We’ve all been there before: someone gives you a dataset without ID’s, keyed only by name. You either file it away and never look at it again, or spend the next two days matching up the records by hand.

Not to condone this situation, but it happens, so here’s a query (in BigQuery using a Javascript UDF) to help speed this up. I tried simply using Levenshtein distance, but found too many mismatches, so switched to a strategy of counting matching substrings of a given length. Even with this approach, there will be mismatches, so use this to speed up a manual review, rather than simply making it a PDT.

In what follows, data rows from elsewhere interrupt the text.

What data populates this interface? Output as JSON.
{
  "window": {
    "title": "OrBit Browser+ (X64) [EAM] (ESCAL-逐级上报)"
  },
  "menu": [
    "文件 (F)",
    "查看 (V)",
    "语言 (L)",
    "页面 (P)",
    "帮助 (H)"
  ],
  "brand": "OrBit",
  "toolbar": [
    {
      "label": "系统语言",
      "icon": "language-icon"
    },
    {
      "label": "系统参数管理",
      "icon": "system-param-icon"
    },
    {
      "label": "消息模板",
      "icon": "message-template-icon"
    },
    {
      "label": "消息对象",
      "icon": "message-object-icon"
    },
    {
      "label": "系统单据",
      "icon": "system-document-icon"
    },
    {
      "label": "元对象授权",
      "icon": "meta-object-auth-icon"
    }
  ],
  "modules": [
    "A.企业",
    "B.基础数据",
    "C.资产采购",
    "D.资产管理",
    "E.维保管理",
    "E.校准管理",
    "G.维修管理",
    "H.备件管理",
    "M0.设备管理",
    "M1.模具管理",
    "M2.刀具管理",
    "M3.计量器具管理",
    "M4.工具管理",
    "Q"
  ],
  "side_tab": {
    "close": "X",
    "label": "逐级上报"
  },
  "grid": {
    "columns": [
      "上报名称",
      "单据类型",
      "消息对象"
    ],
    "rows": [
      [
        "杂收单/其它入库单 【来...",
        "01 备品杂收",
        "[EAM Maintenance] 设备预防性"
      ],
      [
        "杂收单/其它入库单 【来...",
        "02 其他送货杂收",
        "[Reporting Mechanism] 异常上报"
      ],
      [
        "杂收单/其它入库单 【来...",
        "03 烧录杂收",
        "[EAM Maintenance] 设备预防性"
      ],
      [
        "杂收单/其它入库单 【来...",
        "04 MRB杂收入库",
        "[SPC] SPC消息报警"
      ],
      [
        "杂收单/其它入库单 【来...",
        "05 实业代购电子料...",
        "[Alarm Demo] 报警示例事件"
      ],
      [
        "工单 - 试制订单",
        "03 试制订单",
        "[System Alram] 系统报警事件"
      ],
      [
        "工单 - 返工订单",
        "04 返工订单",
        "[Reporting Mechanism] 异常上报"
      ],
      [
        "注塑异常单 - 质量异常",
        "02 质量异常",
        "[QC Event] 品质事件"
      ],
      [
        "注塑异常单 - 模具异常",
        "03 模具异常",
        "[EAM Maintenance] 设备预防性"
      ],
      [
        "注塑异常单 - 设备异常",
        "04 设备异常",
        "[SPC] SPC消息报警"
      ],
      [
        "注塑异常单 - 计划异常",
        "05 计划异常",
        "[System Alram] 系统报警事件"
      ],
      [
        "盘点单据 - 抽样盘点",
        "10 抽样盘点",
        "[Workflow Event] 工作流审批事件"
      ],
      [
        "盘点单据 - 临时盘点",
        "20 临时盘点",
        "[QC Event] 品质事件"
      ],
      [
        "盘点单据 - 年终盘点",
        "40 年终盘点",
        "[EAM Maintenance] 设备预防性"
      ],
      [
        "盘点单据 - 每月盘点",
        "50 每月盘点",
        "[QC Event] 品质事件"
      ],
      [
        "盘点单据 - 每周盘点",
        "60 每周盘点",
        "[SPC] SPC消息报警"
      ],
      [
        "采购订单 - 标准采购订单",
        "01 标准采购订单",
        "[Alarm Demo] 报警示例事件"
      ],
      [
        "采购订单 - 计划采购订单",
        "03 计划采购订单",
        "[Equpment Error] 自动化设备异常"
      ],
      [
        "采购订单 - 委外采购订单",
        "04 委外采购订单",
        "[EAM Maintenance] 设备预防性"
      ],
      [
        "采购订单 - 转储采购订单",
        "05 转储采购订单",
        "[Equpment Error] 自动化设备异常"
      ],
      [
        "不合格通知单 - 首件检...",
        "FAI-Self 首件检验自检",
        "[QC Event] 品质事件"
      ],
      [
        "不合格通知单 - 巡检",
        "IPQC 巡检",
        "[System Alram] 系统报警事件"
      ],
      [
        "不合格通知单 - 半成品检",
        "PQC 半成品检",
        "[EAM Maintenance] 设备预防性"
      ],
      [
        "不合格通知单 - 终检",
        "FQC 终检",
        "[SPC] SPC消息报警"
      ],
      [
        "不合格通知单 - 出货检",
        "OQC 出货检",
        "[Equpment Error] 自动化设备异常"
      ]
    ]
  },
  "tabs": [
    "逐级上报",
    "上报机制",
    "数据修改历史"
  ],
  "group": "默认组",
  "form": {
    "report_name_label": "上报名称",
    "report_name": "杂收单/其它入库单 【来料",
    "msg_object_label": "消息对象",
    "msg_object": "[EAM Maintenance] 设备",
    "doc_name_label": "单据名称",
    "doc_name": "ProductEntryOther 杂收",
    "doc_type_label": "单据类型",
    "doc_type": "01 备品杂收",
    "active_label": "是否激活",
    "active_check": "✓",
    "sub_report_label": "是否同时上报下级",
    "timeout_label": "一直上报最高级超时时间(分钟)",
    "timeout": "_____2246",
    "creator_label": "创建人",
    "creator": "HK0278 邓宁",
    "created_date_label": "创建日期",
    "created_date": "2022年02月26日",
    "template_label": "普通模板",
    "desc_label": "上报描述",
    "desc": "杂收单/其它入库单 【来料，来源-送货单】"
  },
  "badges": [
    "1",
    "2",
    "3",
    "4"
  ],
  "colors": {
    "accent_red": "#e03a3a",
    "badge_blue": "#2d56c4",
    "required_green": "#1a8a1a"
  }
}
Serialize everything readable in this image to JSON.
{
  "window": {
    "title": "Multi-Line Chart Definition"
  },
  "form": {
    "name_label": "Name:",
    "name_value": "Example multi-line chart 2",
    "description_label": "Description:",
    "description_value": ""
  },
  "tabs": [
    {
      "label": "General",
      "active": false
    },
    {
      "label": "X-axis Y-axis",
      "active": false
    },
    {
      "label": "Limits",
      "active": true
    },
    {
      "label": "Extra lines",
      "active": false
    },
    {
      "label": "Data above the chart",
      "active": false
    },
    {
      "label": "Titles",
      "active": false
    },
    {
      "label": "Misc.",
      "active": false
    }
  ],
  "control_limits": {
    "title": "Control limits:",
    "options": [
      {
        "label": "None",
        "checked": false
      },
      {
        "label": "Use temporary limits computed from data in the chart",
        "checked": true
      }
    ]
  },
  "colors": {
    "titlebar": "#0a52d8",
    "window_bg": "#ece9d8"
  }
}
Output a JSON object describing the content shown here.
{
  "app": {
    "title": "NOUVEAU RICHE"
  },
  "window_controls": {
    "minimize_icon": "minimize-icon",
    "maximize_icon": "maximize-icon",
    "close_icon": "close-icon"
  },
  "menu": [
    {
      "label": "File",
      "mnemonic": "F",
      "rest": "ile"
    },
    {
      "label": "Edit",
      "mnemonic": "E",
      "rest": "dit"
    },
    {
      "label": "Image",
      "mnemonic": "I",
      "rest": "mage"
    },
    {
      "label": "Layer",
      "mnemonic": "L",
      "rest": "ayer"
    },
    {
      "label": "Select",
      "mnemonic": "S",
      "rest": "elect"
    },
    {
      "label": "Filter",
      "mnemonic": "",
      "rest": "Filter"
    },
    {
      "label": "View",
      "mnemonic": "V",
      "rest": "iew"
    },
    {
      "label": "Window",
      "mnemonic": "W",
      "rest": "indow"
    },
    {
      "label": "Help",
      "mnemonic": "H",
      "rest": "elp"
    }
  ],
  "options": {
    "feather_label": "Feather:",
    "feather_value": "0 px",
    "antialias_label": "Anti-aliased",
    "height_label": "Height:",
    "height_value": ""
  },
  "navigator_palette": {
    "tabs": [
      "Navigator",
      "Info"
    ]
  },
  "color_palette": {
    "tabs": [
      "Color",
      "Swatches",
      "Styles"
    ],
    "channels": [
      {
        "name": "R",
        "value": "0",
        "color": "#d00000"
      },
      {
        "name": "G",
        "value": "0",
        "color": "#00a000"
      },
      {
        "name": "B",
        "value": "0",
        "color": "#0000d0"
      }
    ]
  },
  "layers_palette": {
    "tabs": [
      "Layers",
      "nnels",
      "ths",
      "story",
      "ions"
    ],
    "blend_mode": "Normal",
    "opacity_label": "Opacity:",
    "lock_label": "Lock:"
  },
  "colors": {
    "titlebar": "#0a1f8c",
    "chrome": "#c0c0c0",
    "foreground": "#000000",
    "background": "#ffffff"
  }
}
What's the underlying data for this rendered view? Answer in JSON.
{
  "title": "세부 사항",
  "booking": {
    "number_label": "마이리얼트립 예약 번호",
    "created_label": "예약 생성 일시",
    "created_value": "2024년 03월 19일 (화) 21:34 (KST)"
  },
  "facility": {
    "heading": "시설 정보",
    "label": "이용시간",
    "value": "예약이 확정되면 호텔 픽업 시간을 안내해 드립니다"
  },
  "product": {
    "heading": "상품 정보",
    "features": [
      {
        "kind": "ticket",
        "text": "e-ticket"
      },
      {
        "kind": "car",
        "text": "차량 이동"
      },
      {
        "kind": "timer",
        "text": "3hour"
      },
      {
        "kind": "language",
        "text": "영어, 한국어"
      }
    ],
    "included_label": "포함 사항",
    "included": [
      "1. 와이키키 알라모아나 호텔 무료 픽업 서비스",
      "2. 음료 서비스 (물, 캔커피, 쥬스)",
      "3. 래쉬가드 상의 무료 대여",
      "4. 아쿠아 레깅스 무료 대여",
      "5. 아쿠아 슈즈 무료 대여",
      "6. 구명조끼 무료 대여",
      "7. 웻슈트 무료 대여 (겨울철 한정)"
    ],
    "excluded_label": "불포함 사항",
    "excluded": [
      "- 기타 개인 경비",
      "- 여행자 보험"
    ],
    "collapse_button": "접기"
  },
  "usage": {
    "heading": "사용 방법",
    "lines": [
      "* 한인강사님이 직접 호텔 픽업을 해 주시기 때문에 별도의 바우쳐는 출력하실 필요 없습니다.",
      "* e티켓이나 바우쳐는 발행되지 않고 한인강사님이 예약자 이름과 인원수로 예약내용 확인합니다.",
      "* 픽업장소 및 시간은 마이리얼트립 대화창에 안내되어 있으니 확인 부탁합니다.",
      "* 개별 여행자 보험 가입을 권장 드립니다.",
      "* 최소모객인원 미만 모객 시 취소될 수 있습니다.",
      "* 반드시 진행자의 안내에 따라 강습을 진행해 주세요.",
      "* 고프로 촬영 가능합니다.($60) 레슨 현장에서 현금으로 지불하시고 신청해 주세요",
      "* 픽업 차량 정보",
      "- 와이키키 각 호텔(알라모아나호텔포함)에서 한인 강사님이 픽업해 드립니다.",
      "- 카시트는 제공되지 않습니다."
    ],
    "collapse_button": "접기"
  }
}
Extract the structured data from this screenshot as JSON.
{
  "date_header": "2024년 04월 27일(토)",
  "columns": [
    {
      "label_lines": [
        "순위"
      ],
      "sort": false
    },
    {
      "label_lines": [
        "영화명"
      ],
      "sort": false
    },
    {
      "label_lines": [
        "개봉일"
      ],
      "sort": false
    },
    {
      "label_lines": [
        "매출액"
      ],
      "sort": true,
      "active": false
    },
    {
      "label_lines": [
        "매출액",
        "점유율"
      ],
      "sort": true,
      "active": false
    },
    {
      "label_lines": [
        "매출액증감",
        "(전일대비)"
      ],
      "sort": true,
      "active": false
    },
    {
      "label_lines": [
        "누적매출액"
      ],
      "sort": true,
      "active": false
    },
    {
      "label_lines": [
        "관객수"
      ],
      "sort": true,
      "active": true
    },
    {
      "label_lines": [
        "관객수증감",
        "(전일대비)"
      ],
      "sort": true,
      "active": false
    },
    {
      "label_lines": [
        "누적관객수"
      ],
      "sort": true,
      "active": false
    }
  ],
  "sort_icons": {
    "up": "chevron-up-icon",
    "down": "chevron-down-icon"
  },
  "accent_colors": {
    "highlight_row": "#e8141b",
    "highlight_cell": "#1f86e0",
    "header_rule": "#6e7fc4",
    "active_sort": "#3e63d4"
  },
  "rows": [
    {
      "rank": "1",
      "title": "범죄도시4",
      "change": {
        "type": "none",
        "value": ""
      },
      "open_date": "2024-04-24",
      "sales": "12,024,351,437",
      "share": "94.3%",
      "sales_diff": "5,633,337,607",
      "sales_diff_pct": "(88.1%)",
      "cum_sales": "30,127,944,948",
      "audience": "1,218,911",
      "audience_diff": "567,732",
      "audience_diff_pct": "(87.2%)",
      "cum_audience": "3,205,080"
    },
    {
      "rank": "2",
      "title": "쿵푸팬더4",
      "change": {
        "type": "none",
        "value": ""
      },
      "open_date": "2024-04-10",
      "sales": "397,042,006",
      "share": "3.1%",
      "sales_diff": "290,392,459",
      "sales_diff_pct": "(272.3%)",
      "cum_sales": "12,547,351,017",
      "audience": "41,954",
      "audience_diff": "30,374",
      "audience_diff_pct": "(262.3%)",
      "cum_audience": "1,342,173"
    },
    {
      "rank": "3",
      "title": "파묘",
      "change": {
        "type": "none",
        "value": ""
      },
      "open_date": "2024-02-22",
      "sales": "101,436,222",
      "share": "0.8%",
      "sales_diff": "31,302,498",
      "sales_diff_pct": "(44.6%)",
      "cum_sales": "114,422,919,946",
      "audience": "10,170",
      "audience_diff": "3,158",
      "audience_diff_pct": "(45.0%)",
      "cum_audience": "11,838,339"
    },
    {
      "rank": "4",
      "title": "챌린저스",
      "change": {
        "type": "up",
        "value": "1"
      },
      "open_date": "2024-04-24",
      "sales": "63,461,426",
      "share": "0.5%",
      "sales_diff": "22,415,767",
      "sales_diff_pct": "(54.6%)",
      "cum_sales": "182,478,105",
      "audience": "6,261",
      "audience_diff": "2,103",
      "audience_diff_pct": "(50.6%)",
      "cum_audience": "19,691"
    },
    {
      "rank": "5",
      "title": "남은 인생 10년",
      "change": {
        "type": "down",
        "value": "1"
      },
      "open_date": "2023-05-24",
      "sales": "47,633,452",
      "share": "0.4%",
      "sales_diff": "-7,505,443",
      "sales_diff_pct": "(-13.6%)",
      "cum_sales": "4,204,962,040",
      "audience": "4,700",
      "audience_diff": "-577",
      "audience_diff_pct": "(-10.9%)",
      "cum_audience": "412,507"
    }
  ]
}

Note that you can customize:

• stopWords, which get filtered out entirely. I chose this specific list when trying to match company names

• tokens, which get shortened to limit their impact on the match score

• grams, the number of consecutive characters that are considered when calculating the score. Maybe set it down to 2 or 3 if your dataset is composed of phrases with shorter words

    CREATE TEMPORARY FUNCTION match(str1 STRING, str2 STRING)
    RETURNS FLOAT64
    LANGUAGE js AS """
      var stopWords = /\\b(The|inc|ASP|Co|Ltd|LLC|SA|SAS|BV|Corp|formerly|previously|by|as|dba|com)\\b/ig
      var stopChars = /[-_ \\.,'"'\\/()]/g
      var tokens = /\\b(Global|Media Group|Group|Limited|Solutions|Software|Computing|Networks?|Systems|Health|Brands|Project|Services|Technologies|Technology|Companies|Holdings?|Studios?|Digital|Mobile|Financial|Management|Media|Maintenance|Agency|Support|Bank|reseller|account|internal|external|International|Dental|University|Corporation|Labs|Enterprises?|GmbH|Industries|Incorporated|Entertainment|Society|Security|Interactive|Capital)\\b/ig
      var grams = 4
      var tokenValue = 2
      var substrs1 = extract(str1)
      var substrs2 = extract(str2)
      var maxL = max(substrs1.length, substrs2.length)
      return ( parseInt(100*(
          substrs1.filter(s=>~substrs2.indexOf(s)).length
          +substrs2.filter(s=>~substrs1.indexOf(s)).length
        ) / (0.01+maxL) / 2))
      function max(a,b){return a>b?a:b}
      function extract(str){
        return str.toLowerCase()
          .replace(stopWords,"")
          .replace(tokens, m=>m.slice(0,tokenValue).toUpperCase())
          .replace(stopChars,"")
          .split('').map((char,c,arr)=>arr.slice(max(0,1+c-grams),1+c).join('')).filter(s=>s.length>=3)
      }
    """;
    WITH closest_by_name as (
    	SELECT 
    	  dataset.name, 
    	  MAX(match(dataset.name,official.name)) as similarity,
    	  CASE MAX(match(dataset.name,official.name))
    	  WHEN 0 THEN NULL
    	  ELSE SUBSTR(MAX(
    		CONCAT(
    		  CAST(ROUND(1000+match(dataset.name,official.name)) AS string)
                      ,CAST(1000000 + official.tie_breaker as string)
    		  ,official.name
    		)
    	  ),5+7) END as closest_name,
    	  CASE MAX(match(dataset.name,official.name))
    	  WHEN 0 THEN NULL
    	  ELSE SUBSTR(MAX(
    		CONCAT(
    		  CAST(ROUND(1000+match(dataset.name,official.name)) AS string)
                      ,CAST(1000000 + official.tie_breaker as string)
    		  ,official.id
    		)
    	  ),5+7) END as corresponding_id
    	FROM (
    	  SELECT DISTINCT name FROM `table1`
    	) AS dataset 
    	CROSS JOIN (
    	  SELECT id, name, ROW_NUMBER() OVER () as tie_breaker
    	  FROM `table2`
    	  --WHERE optional filter
    	) as official
    	GROUP BY 1
    )
    SELECT main.name, main.similarity, main.closest_name, main.id_of_closest_name, 
    STRING_AGG( CASE WHEN dupe.similarity > main.similarity THEN dupe.name END) as id_is_better_matched_to,
    STRING_AGG( CASE WHEN dupe.similarity < main.similarity THEN dupe.name END) as id_is_also_closest_to,
    CASE WHEN STRING_AGG( CASE WHEN dupe.similarity > main.similarity THEN dupe.name END) IS NULL THEN main.id_of_closest_name END as suggested_id
    FROM closest_by_name as main
    LEFT JOIN closest_by_name as dupe
     ON  dupe.id_of_closest_name = main.id_of_closest_name
     AND dupe.name <> main.name
    GROUP BY 1,2,3,4
    ORDER BY 2 ASC